Le Plan National de lutte contre les Dépérissements du Vignoble(PNDV) soutient plusieurs projets clés en Alsace, dont les résultats promettent d’améliorer la résilience du vignoble face aux maladies.

  • Projet Euréka : Centré sur les maladies du bois, ce projet a permis de financer des actions prophylactiques comme le recepage et le curetage, montrant des résultats positifs pour prolonger la vie des vignes. Les connaissances acquises grâce à ce projet permettent de mieux gérer ces maladies, offrant une perspective durable pour les vignobles.
  • Projet Vaccivine : Mené par l’INRA de Colmar, ce projet vise à créer des plants prémunis contre le court-noué. En identifiant des vignes résistantes à cette maladie virale, le projet espère replanter ces variétés dans des zones affectées, réduisant ainsi les pertes de rendement. Ce projet est particulièrement important pour les vignobles bourguignons, alsaciens et champenois, où le court-noué cause des pertes significatives.
  • Projet sur le Bois Noir : Un autre projet important concerne le bois noir, une maladie masquant les symptômes de la flavescence dorée. Ce projet vise à mieux comprendre la dynamique de transmission du bois noir et à développer des mesures prophylactiques pour limiter son impact, contribuant ainsi à la santé globale des vignobles du quart nord-est de la France.
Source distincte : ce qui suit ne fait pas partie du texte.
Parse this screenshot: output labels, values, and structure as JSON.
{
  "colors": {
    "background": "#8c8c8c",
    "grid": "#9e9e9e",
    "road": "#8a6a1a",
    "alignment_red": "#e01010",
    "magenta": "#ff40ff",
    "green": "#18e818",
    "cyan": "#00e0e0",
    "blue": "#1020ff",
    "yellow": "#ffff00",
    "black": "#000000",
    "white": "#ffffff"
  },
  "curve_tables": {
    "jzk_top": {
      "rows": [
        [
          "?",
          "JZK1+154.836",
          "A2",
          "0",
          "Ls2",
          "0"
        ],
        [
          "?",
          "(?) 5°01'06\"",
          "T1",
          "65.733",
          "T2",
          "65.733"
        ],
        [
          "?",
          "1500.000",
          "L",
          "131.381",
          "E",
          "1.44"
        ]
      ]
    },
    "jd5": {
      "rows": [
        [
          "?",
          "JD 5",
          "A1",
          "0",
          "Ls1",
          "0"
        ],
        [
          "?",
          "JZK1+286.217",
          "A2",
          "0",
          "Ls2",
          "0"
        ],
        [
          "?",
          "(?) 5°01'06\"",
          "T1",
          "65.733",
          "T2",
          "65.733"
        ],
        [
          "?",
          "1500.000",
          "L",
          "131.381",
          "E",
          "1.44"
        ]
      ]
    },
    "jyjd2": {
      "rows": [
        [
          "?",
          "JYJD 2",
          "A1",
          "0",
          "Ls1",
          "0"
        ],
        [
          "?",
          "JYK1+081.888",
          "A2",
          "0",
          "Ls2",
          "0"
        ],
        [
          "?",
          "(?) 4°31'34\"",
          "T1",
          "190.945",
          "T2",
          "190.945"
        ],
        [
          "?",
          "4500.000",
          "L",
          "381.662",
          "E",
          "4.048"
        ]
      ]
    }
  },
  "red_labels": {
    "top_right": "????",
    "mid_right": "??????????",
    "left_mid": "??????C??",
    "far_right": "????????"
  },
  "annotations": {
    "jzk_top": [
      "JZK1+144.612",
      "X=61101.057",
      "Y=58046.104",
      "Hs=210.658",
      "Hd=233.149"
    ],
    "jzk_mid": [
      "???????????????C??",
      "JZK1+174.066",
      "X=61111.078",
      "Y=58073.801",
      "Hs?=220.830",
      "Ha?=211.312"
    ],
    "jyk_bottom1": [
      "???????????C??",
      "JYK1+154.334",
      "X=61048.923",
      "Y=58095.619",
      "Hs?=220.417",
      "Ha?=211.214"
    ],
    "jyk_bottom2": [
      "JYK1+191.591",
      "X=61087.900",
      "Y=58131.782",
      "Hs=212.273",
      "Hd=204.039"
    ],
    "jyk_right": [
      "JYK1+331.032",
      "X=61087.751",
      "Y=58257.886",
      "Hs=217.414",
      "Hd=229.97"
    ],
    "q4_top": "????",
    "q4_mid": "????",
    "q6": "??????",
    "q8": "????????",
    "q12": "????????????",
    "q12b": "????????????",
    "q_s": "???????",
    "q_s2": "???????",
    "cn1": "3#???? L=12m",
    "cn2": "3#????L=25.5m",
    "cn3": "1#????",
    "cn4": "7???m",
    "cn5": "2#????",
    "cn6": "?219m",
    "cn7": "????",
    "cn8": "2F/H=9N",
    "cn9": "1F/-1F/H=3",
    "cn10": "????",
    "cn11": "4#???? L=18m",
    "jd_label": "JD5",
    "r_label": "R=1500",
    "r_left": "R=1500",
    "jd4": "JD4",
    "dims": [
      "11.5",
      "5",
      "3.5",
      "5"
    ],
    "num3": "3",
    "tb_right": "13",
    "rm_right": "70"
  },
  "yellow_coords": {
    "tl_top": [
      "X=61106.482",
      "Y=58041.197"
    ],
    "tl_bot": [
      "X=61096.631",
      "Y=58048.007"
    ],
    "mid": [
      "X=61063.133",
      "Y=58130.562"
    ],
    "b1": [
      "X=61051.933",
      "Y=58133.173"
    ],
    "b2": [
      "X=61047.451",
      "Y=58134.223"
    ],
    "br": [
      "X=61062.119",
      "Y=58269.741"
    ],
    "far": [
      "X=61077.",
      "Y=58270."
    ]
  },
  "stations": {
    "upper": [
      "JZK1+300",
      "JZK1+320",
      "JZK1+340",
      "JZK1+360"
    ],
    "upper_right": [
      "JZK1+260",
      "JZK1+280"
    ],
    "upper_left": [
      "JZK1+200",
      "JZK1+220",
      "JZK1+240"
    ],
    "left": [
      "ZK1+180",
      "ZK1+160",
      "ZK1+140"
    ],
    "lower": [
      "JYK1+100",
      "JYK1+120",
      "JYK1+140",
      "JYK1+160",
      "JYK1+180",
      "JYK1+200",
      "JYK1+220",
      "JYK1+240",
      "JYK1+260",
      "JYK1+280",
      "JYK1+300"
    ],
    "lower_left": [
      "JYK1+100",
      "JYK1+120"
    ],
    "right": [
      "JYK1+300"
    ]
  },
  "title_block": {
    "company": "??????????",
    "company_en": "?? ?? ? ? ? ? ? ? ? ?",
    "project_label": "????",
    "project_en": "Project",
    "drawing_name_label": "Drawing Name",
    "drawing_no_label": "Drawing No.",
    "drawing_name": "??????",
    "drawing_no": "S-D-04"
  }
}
« Le Vinopôle Alsace mutualise les ressources pour renforcer la recherche et l’innovation, préparant les viticulteurs aux nouvelles pratiques nécessaires pour une viticulture durable. »

Objectifs et stratégies du Vinopôle Alsace 

Le Vinopôle Alsace a pour mission de mutualiser les ressources et de fédérer les compétences des différents organismes viticoles pour mieux répondre aux défis actuels. En regroupant les moyens humains et financiers, le Vinopôle vise à renforcer la recherche, le développement et l’innovation dans la viticulture alsacienne.

L’un des objectifs clés est de répondre aux problématiques du changement climatique, des attentes sociétales et environnementales, tout en assurant la viabilité économique des exploitations viticoles. Un accent particulier est mis sur le transfert de connaissances et la formation, préparant ainsi les viticulteurs aux innovations et aux nouvelles pratiques nécessaires pour une viticulture durable.

La viticulture alsacienne dans les 10 prochaines années 

Les dix prochaines années promettent des transformations significatives pour la viticulture alsacienne. L’ouverture de l’AVA du dossier VIFA sur les variétés de vignes pourrait modifier le paysage viticole, en permettant l’expérimentation de nouvelles variétés adaptées aux conditions climatiques futures. Les techniques culturales évolueront également, avec un focus sur la gestion du sol sans herbicides et la réduction de l’empreinte carbone.

En outre, l’économie circulaire pourrait devenir une composante essentielle de la viticulture, valorisant les co-produits de la vigne et du vin pour renforcer la résilience et la durabilité. La viticulture alsacienne devra s’adapter non seulement aux conditions climatiques changeantes, mais aussi aux évolutions des attentes des consommateurs.

Conseils aux viticulteurs face au changement climatique 

Arthur Froehly encourage les jeunes viticulteurs à être curieux et ouverts aux nouvelles pratiques. Il est crucial de participer à des formations et à des réseaux d’échangepour rester à jour sur les innovations. L’adaptation aux conditions climatiques changeantes et aux nouvelles attentes des consommateurs exigera une combinaison de tradition et d’innovation, soutenue par une recherche continue et une collaboration étroite au sein de la communauté viticole.